Bankrupt Patriot Coal asks court to slash union pensions

Mon Apr 29, 2013 5:59am EDT

By Nick Brown
    April 29 (Reuters) - Patriot Coal Corp on Monday
will seek court permission to slash healthcare and pension
benefits for about 13,000 union workers, an issue that has set
off weeks of street protests by affected workers.
    The company, which declared bankruptcy last year, said it
wants to save $150 million a year on its labor obligations to
help it regain profitability.
    But the United Mine Workers of America, the nation's
biggest coal miners' union, says the cuts are unfair and plans
to protest outside U.S. Bankruptcy Court in St. Louis when the
hearing starts on Monday.
    Under bankruptcy law, if companies cannot negotiate
compromises with unions, they can seek court permission to
impose cuts unilaterally. And because employees' claims are
subordinate to secured debt like loans and bonds, worker
benefits are often the first place bankrupt companies look for
cost savings.
    This is especially pertinent in the coal industry, where
benefits for generations of retirees are shouldered by an
ever-shrinking workforce.
    At the hearing starting Monday before Judge Kathy
Surratt-States, Patriot must show that the cuts are crucial to
its survival and that a good-faith effort was made to achieve
them cooperatively.
    Patriot will call witnesses, and then the union will begin
its rebuttal with its own set of witnesses, in a process that
could go all week.
    Patriot has said the cuts are not a matter of stinginess,
saying that current benefit obligations could send the company
into liquidation.
    Under its latest offer, Patriot would cease pension
contributions and replace current health benefits with a
voluntary employees' beneficiary association. The VEBA would be
funded by $15 million in up-front cash, plus $300 million in
profit-sharing contributions and recoveries from litigation. The
union would also receive a 35 percent equity stake in
post-bankruptcy Patriot, which it could sell to help fund the
    Lawyers for the union have acknowledged Patriot's financial
woes, which were brought on by high labor costs combined with
weak coal prices caused in part by a glut of natural gas.
    But they say that Patriot's bankruptcy is even harder on
workers and retirees than most, alleging that former parent
Peabody Energy Corp set Patriot up to fail when it spun
it off in 2007.
    Peabody, which retained profitable coal mines throughout the
United States and Australia after the spinoff, loaded Patriot up
with pension and benefit liabilities for retirees, many of whom
retired before the spinoff and never worked for Patriot.

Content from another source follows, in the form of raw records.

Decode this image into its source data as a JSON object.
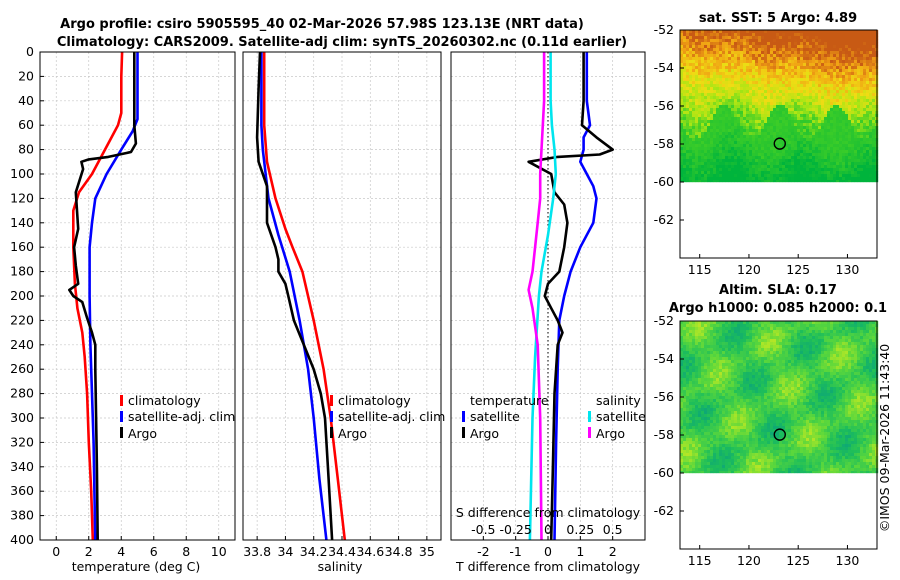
{
  "title_line1": "Argo profile: csiro 5905595_40 02-Mar-2026 57.98S 123.13E (NRT data)",
  "title_line2": "Climatology: CARS2009. Satellite-adj clim: synTS_20260302.nc (0.11d earlier)",
  "watermark": "©IMOS 09-Mar-2026 11:43:40",
  "colors": {
    "climatology": "#ff0000",
    "satellite": "#0000ff",
    "argo": "#000000",
    "salinity_satellite": "#00e5ee",
    "salinity_argo": "#ff00ff"
  },
  "chart_data": [
    {
      "id": "temperature",
      "type": "line",
      "xlabel": "temperature (deg C)",
      "ylabel": "",
      "xlim": [
        -1,
        11
      ],
      "ylim": [
        400,
        0
      ],
      "xticks": [
        0,
        2,
        4,
        6,
        8,
        10
      ],
      "xtick_labels": [
        "0",
        "2",
        "4",
        "6",
        "8",
        "10"
      ],
      "yticks": [
        0,
        20,
        40,
        60,
        80,
        100,
        120,
        140,
        160,
        180,
        200,
        220,
        240,
        260,
        280,
        300,
        320,
        340,
        360,
        380,
        400
      ],
      "ytick_labels": [
        "0",
        "20",
        "40",
        "60",
        "80",
        "100",
        "120",
        "140",
        "160",
        "180",
        "200",
        "220",
        "240",
        "260",
        "280",
        "300",
        "320",
        "340",
        "360",
        "380",
        "400"
      ],
      "legend": [
        "climatology",
        "satellite-adj. clim",
        "Argo"
      ],
      "series": [
        {
          "name": "climatology",
          "color": "#ff0000",
          "points": [
            [
              4.05,
              0
            ],
            [
              4.0,
              20
            ],
            [
              4.0,
              50
            ],
            [
              3.8,
              60
            ],
            [
              3.0,
              80
            ],
            [
              2.2,
              100
            ],
            [
              1.4,
              115
            ],
            [
              1.05,
              130
            ],
            [
              1.05,
              160
            ],
            [
              1.15,
              190
            ],
            [
              1.3,
              210
            ],
            [
              1.6,
              230
            ],
            [
              1.75,
              250
            ],
            [
              1.9,
              280
            ],
            [
              2.0,
              320
            ],
            [
              2.15,
              360
            ],
            [
              2.25,
              400
            ]
          ]
        },
        {
          "name": "satellite-adj. clim",
          "color": "#0000ff",
          "points": [
            [
              5.0,
              0
            ],
            [
              5.0,
              40
            ],
            [
              5.0,
              55
            ],
            [
              4.7,
              65
            ],
            [
              4.0,
              80
            ],
            [
              3.1,
              100
            ],
            [
              2.4,
              120
            ],
            [
              2.2,
              140
            ],
            [
              2.05,
              160
            ],
            [
              2.05,
              200
            ],
            [
              2.1,
              240
            ],
            [
              2.2,
              280
            ],
            [
              2.3,
              320
            ],
            [
              2.35,
              360
            ],
            [
              2.4,
              400
            ]
          ]
        },
        {
          "name": "Argo",
          "color": "#000000",
          "points": [
            [
              4.8,
              0
            ],
            [
              4.8,
              60
            ],
            [
              4.9,
              75
            ],
            [
              4.6,
              82
            ],
            [
              3.2,
              86
            ],
            [
              2.0,
              88
            ],
            [
              1.55,
              90
            ],
            [
              1.65,
              96
            ],
            [
              1.2,
              115
            ],
            [
              1.35,
              145
            ],
            [
              1.1,
              160
            ],
            [
              1.2,
              175
            ],
            [
              1.35,
              190
            ],
            [
              0.8,
              195
            ],
            [
              1.05,
              200
            ],
            [
              1.6,
              205
            ],
            [
              1.9,
              218
            ],
            [
              2.2,
              230
            ],
            [
              2.4,
              240
            ],
            [
              2.4,
              260
            ],
            [
              2.45,
              300
            ],
            [
              2.5,
              340
            ],
            [
              2.55,
              400
            ]
          ]
        }
      ]
    },
    {
      "id": "salinity",
      "type": "line",
      "xlabel": "salinity",
      "ylabel": "",
      "xlim": [
        33.7,
        35.1
      ],
      "ylim": [
        400,
        0
      ],
      "xticks": [
        33.8,
        34.0,
        34.2,
        34.4,
        34.6,
        34.8,
        35.0
      ],
      "xtick_labels": [
        "33.8",
        "34",
        "34.2",
        "34.4",
        "34.6",
        "34.8",
        "35"
      ],
      "legend": [
        "climatology",
        "satellite-adj. clim",
        "Argo"
      ],
      "series": [
        {
          "name": "climatology",
          "color": "#ff0000",
          "points": [
            [
              33.85,
              0
            ],
            [
              33.85,
              60
            ],
            [
              33.87,
              90
            ],
            [
              33.93,
              120
            ],
            [
              34.0,
              145
            ],
            [
              34.05,
              160
            ],
            [
              34.12,
              180
            ],
            [
              34.2,
              220
            ],
            [
              34.27,
              260
            ],
            [
              34.32,
              300
            ],
            [
              34.37,
              350
            ],
            [
              34.42,
              400
            ]
          ]
        },
        {
          "name": "satellite-adj. clim",
          "color": "#0000ff",
          "points": [
            [
              33.83,
              0
            ],
            [
              33.83,
              60
            ],
            [
              33.84,
              80
            ],
            [
              33.88,
              120
            ],
            [
              33.95,
              150
            ],
            [
              34.03,
              180
            ],
            [
              34.1,
              220
            ],
            [
              34.16,
              260
            ],
            [
              34.2,
              300
            ],
            [
              34.24,
              350
            ],
            [
              34.29,
              400
            ]
          ]
        },
        {
          "name": "Argo",
          "color": "#000000",
          "points": [
            [
              33.82,
              0
            ],
            [
              33.81,
              30
            ],
            [
              33.8,
              70
            ],
            [
              33.81,
              90
            ],
            [
              33.87,
              110
            ],
            [
              33.87,
              140
            ],
            [
              33.93,
              160
            ],
            [
              33.95,
              170
            ],
            [
              33.95,
              180
            ],
            [
              34.0,
              190
            ],
            [
              34.02,
              200
            ],
            [
              34.06,
              220
            ],
            [
              34.13,
              240
            ],
            [
              34.2,
              260
            ],
            [
              34.25,
              280
            ],
            [
              34.28,
              300
            ],
            [
              34.3,
              340
            ],
            [
              34.32,
              380
            ],
            [
              34.33,
              400
            ]
          ]
        }
      ]
    },
    {
      "id": "differences",
      "type": "line",
      "xlabel": "T difference from climatology",
      "ylabel": "",
      "xlim": [
        -3,
        3
      ],
      "ylim": [
        400,
        0
      ],
      "xticks": [
        -2,
        -1,
        0,
        1,
        2
      ],
      "xtick_labels": [
        "-2",
        "-1",
        "0",
        "1",
        "2"
      ],
      "top_axis_label": "S difference from climatology",
      "top_ticks": [
        -0.5,
        -0.25,
        0,
        0.25,
        0.5
      ],
      "top_tick_labels": [
        "-0.5",
        "-0.25",
        "0",
        "0.25",
        "0.5"
      ],
      "legend_group_titles": [
        "temperature",
        "salinity"
      ],
      "legend_temperature": [
        "satellite",
        "Argo"
      ],
      "legend_salinity": [
        "satellite",
        "Argo"
      ],
      "series": [
        {
          "name": "temperature satellite",
          "color": "#0000ff",
          "points": [
            [
              1.2,
              0
            ],
            [
              1.2,
              40
            ],
            [
              1.3,
              60
            ],
            [
              1.1,
              70
            ],
            [
              1.1,
              80
            ],
            [
              1.0,
              90
            ],
            [
              1.2,
              100
            ],
            [
              1.4,
              110
            ],
            [
              1.5,
              120
            ],
            [
              1.4,
              140
            ],
            [
              1.0,
              160
            ],
            [
              0.7,
              180
            ],
            [
              0.5,
              200
            ],
            [
              0.35,
              220
            ],
            [
              0.3,
              260
            ],
            [
              0.25,
              320
            ],
            [
              0.2,
              400
            ]
          ]
        },
        {
          "name": "temperature Argo",
          "color": "#000000",
          "points": [
            [
              1.1,
              0
            ],
            [
              1.1,
              40
            ],
            [
              1.05,
              60
            ],
            [
              1.5,
              70
            ],
            [
              2.0,
              80
            ],
            [
              1.6,
              84
            ],
            [
              0.3,
              86
            ],
            [
              -0.6,
              90
            ],
            [
              0.1,
              100
            ],
            [
              0.2,
              115
            ],
            [
              0.5,
              125
            ],
            [
              0.6,
              140
            ],
            [
              0.5,
              160
            ],
            [
              0.35,
              180
            ],
            [
              0.0,
              190
            ],
            [
              -0.1,
              200
            ],
            [
              0.1,
              210
            ],
            [
              0.3,
              220
            ],
            [
              0.45,
              230
            ],
            [
              0.3,
              240
            ],
            [
              0.2,
              280
            ],
            [
              0.15,
              340
            ],
            [
              0.1,
              400
            ]
          ]
        },
        {
          "name": "salinity satellite",
          "color": "#00e5ee",
          "points": [
            [
              0.02,
              0
            ],
            [
              0.02,
              40
            ],
            [
              0.03,
              60
            ],
            [
              0.05,
              80
            ],
            [
              0.06,
              100
            ],
            [
              0.04,
              120
            ],
            [
              0.0,
              150
            ],
            [
              -0.05,
              180
            ],
            [
              -0.07,
              200
            ],
            [
              -0.1,
              250
            ],
            [
              -0.12,
              300
            ],
            [
              -0.13,
              350
            ],
            [
              -0.14,
              400
            ]
          ]
        },
        {
          "name": "salinity Argo",
          "color": "#ff00ff",
          "points": [
            [
              -0.03,
              0
            ],
            [
              -0.03,
              40
            ],
            [
              -0.05,
              80
            ],
            [
              -0.06,
              100
            ],
            [
              -0.06,
              120
            ],
            [
              -0.08,
              140
            ],
            [
              -0.1,
              160
            ],
            [
              -0.12,
              180
            ],
            [
              -0.15,
              195
            ],
            [
              -0.12,
              210
            ],
            [
              -0.08,
              240
            ],
            [
              -0.06,
              300
            ],
            [
              -0.05,
              400
            ]
          ]
        }
      ]
    },
    {
      "id": "sst_map",
      "type": "heatmap",
      "title": "sat. SST: 5 Argo: 4.89",
      "xlim": [
        113,
        133
      ],
      "ylim": [
        -64,
        -52
      ],
      "xticks": [
        115,
        120,
        125,
        130
      ],
      "xtick_labels": [
        "115",
        "120",
        "125",
        "130"
      ],
      "yticks": [
        -52,
        -54,
        -56,
        -58,
        -60,
        -62
      ],
      "ytick_labels": [
        "-52",
        "-54",
        "-56",
        "-58",
        "-60",
        "-62"
      ],
      "data_lat_range": [
        -60,
        -52
      ],
      "marker": {
        "lon": 123.13,
        "lat": -57.98
      }
    },
    {
      "id": "sla_map",
      "type": "heatmap",
      "title_line1": "Altim. SLA: 0.17",
      "title_line2": "Argo h1000: 0.085 h2000: 0.1",
      "xlim": [
        113,
        133
      ],
      "ylim": [
        -64,
        -52
      ],
      "xticks": [
        115,
        120,
        125,
        130
      ],
      "xtick_labels": [
        "115",
        "120",
        "125",
        "130"
      ],
      "yticks": [
        -52,
        -54,
        -56,
        -58,
        -60,
        -62
      ],
      "ytick_labels": [
        "-52",
        "-54",
        "-56",
        "-58",
        "-60",
        "-62"
      ],
      "data_lat_range": [
        -60,
        -52
      ],
      "marker": {
        "lon": 123.13,
        "lat": -57.98
      }
    }
  ]
}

    The union has filed a separate lawsuit in federal court in
West Virginia, where many of Patriot's operations are centered,
seeking to hold Peabody liable for the benefits workers might
lose through Patriot's insolvency.
    Led by Cecil Roberts, the union has staged protests in New
York, Appalachia and St. Louis since Patriot declared bankruptcy
in July.
    Patriot also has several thousand non-union employees, with
whom it reached new, consensual labor terms last week.
    The bankruptcy is In Re Patriot Coal Corp, U.S. Bankruptcy
Court, Eastern District of Missouri, No. 12-51502.